1 August 2016
The Arizmendi Association of Cooperatives was developed in the San Francisco Bay area in California, USA in the 1990’s. Initially this grew out of a study group, as an opportunity to take lessons from the European cooperative networks and to determine what might work for the San Francisco Bay area. The Arizmendi Association included a Development and Support Cooperative which developed multiple worker-owned bakery-pizzeria cooperatives.
By Kaye Grant and Hazel Corcoran, CWCF
Over the past 20 years the Arizmendi Association has facilitated 5 bakery-pizzeria cooperatives in California. This model was focused on replicating The Cheese Board Collective in Berkeley, which had started in the late 1960’s and converted to a worker cooperative in 1971, as a cheese shop and artisanal bakery – pizza enterprise. This successful worker cooperative has developed a community space, and created living wage jobs. The Cheese Board Collective members offered their cooperative model, recipes, organizational structure, start-up funding, and name to become the base on which to build the replication model. This model is focused on assisting these new cooperatives with a number of the identified barriers of other worker cooperatives.
The support and development services provided in the Arizmendi model include site identification, capitalization loans, recruitment and training of new worker-owners, provision of a business plan that can be adapted to the new cooperative, a tested product line using the same recipes, similar name and co-advertising to nearby markets, proven governance structures and shared costs of support services with other members. Development funding for the Arizmendi Association comes from member workplaces who contribute a percentage of their net income as a membership fee. New members receive technical services even if they are not yet contributing profit but as they grow and mature the income to the Association increases, and with it the funds available for development.

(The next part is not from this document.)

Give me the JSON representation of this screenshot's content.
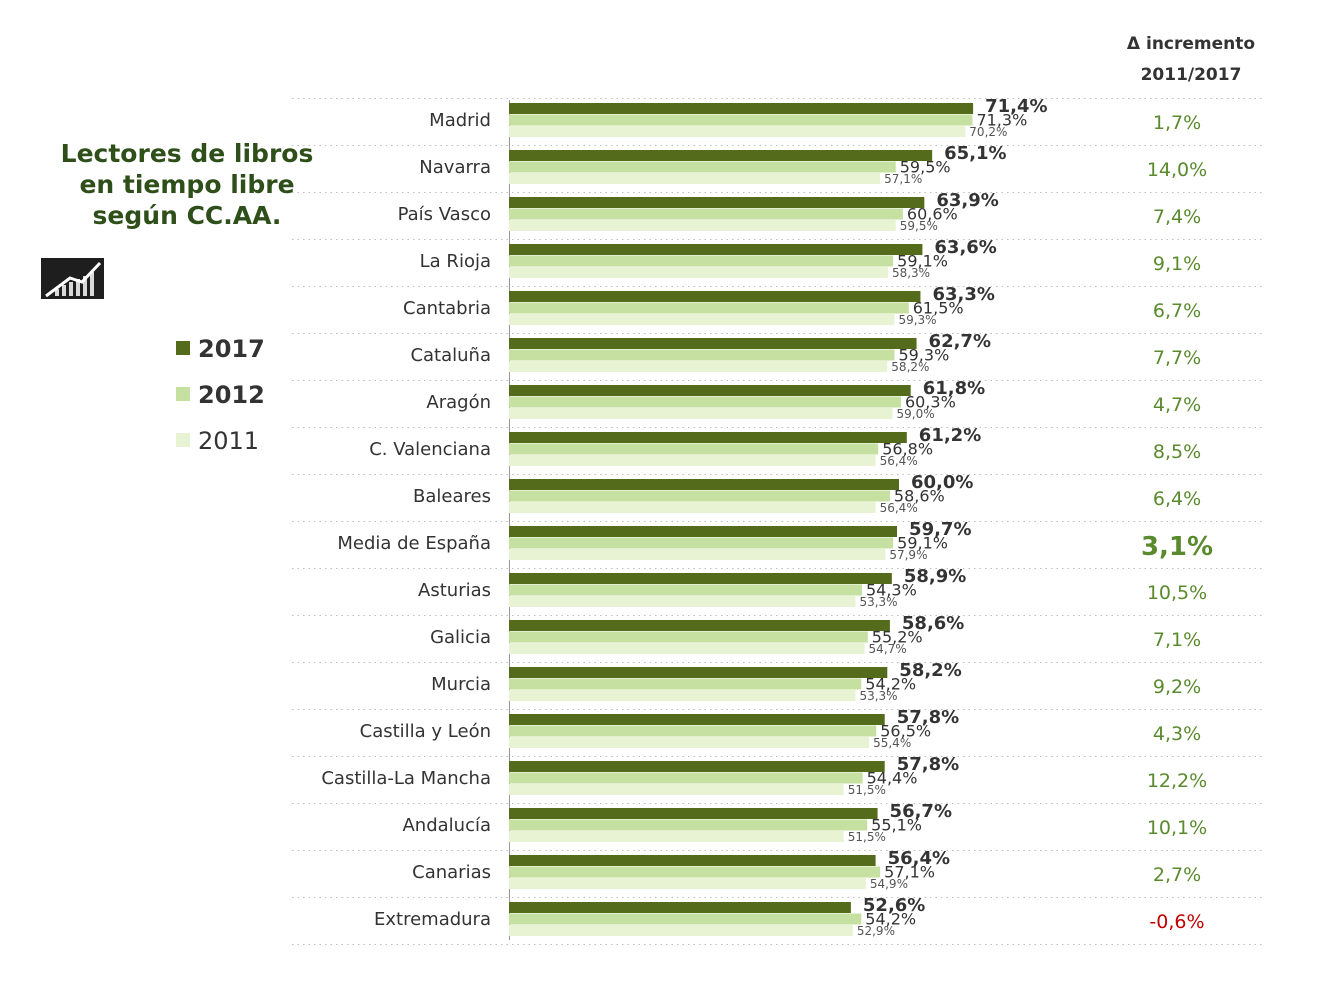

Seeing the power in the replication strategy as developed by the Arizmendi Association, the Canadian Worker Cooperatives Federation (CWCF) was interested in bringing this model to Canada. Calgary, Alberta was identified as a good location for this to start. Calgary has traditionally had a strong economy to support the sales of high-end, artisanal baked goods and pizza. Yet food service workers are, as in many places, paid exploitive wages. This is an opportunity to create an approach to create living-wage jobs. Initially this was attempted in 2004 but was not successful at that time; however, the Arizmendi Association is in a better position to provide the support needed from a distance and CWCF has more board support at this time.
The key objectives to this approach by CWCF are to:
• Develop as many dignified, decently-paid (“living wage” or better) work opportunities as possible through the development of new cooperatives
• Create work environments that foster profound personal, as well as, professional growth
• Exhibit excellence in production and serving local communities
• Promote cooperative economic democracy as a sustainable and human option for our society
This second launch (on-going since January 2015) has been more successful, however, not without its challenges. The key members for the Calgary cooperative launch along with a Calgary based cooperative developers and the CWCF Executive Director traveled to visit the San Francisco Bay area to meet the Cheese Board Cooperative and Arizmendi Association Cooperatives.
The Grain Exchange Worker Cooperative is the Calgary version looking to replicate the Cheese Board via the Arizmendi Association’s supports and resources. The most significant challenges include assembling the required capital to date, the recruitment of members who are skilled in bakery arts, inhibited by the fact that the cooperative is still in capitalization mode, and the lack of availability of start-up services as provided by the Development and Support Cooperative in California.
The support of CWCF and the Arizmendi group has given the Grain Exchange a significant advantage for a similar start-up, however, this has not completely addressed the challenges, particularly those associated with obtaining the required start-up capital. Further the local economy in Calgary has experienced a downturn which also has an effect on the start-up for this new cooperative.
At this point it appears that the cooperative members are committed to pursuing their capital requirements and have the perseverance to continue on that path for a while longer. If this start-up can be successful it offers a key link to opportunities to grow the Worker Cooperative sector in Canada but there is still much work to be done before we get there. If the remaining capital is committed in the near future on favourable terms, this would push the Grain Exchange forward, enabling this cooperative to find more worker-owners, and to launch!